The Second Noah and the True Ark
The story of Noah is a glorious story of God's faithfulness. But if we stop with Noah, we are left with a righteous man in a grave. The story is incomplete. The reason the Holy Spirit records the life and death of Noah is to make us long for a better Noah, a greater deliverer.
Noah's name means "rest." His father Lamech hoped he would bring rest from the curse. And in a sense, he did. He was the instrument through whom God gave the human race a new start. But it was a temporary rest. The weeds of sin grew back. The curse remained. The final enemy, death, still reigned.
But there came another Noah, a Second Noah, the Lord Jesus Christ. He is the one who gives true rest. "Come to me," He says, "all who labor and are heavy laden, and I will give you rest" (Matthew 11:28).
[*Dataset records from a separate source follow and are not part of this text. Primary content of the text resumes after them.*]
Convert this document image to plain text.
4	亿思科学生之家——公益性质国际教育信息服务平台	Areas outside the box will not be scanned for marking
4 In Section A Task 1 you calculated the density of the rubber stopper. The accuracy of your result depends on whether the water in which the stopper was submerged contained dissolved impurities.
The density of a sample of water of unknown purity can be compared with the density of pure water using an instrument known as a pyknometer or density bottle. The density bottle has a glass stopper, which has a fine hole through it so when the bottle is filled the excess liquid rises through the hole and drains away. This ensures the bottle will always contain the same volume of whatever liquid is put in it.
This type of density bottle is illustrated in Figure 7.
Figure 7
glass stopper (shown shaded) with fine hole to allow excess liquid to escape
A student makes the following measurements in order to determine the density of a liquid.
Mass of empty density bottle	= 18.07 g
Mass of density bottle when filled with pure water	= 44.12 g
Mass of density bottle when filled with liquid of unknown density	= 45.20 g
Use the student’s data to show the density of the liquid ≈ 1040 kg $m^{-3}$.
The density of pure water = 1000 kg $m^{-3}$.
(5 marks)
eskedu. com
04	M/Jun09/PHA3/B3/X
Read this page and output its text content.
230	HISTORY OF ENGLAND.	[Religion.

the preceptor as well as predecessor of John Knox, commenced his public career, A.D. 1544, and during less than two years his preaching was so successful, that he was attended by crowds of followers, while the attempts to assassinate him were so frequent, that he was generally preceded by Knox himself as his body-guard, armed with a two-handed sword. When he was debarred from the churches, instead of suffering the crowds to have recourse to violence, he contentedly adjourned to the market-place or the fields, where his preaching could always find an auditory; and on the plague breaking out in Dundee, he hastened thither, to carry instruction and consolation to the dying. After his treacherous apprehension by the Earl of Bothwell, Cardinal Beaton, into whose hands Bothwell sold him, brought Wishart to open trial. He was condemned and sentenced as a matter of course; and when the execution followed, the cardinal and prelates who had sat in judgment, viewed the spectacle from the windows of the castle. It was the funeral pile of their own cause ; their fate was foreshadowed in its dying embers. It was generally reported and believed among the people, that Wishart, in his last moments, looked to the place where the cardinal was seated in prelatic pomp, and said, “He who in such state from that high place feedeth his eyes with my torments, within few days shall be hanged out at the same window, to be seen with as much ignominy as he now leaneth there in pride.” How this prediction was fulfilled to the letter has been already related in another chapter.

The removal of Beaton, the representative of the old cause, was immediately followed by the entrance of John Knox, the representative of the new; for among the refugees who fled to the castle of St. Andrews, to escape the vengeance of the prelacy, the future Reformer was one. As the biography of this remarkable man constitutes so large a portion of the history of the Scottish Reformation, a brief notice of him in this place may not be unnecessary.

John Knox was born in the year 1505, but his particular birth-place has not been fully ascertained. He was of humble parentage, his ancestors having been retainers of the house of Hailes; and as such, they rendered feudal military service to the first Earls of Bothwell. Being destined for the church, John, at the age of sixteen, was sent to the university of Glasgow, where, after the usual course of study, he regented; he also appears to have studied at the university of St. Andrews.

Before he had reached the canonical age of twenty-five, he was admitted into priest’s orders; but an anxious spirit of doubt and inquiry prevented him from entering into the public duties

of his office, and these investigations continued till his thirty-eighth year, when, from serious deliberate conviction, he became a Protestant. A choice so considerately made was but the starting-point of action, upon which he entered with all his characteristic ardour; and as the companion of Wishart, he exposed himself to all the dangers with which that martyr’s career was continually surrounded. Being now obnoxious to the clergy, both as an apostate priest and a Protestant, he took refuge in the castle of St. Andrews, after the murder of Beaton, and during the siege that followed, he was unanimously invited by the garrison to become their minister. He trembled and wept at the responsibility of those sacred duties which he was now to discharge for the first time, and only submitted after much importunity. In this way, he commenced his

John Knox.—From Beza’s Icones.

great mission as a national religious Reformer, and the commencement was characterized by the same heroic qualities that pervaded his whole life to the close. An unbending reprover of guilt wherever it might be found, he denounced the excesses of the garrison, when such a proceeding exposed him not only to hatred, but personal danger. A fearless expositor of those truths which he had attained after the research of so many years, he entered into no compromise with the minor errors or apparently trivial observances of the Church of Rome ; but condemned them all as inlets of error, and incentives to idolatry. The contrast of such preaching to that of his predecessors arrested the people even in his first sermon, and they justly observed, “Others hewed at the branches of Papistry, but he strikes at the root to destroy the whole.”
This is not the rest of a new start in a fallen world. This is the rest of sins forgiven, of the curse removed, of death defeated.
Jesus also lived in a world drowning in wickedness, a world ripe for judgment. And He also built an ark of salvation. But this ark was not made of gopher wood. This ark was His own body, crucified on a cross. He entered the flood of God's wrath, not just for a year, but for three hours of cosmic darkness on Calvary. He took the full deluge of God's judgment against our sin upon Himself. He was plunged into the ultimate deep.
And just as Noah emerged from the ark into a new world, Jesus Christ emerged from the tomb on the third day into a new creation. He is the firstborn from the dead. And because He lives, we who are in Him, who have taken refuge in the ark of His salvation, will also live.
The obituary of Noah is, "he died." But the testimony of Christ is that He died, yes, but He is risen. "Death hath no more dominion over him." And that changes everything. For the Christian, the final line is not "and he died." It is "and he died, and now he lives." Our story does not end at the grave. Because of Christ, the grave is not a final destination; it is a doorway.
Noah lived a long and faithful life, and then he died, awaiting the promise of the resurrection. We too are called to a long obedience in the same direction. We live in a world that is passing away, a world under judgment. But we are citizens of a new creation. We have taken refuge in the true Ark, Jesus Christ. And though we too will face our final day, though our bodies will be laid in the ground, we do so with a sure and certain hope. The final word over us will not be death, but life. For the one who passed through the ultimate flood has secured for us an inheritance in a world where the rainbow is not just a sign of promise, but the very environment of the throne of God, a world where death is no more.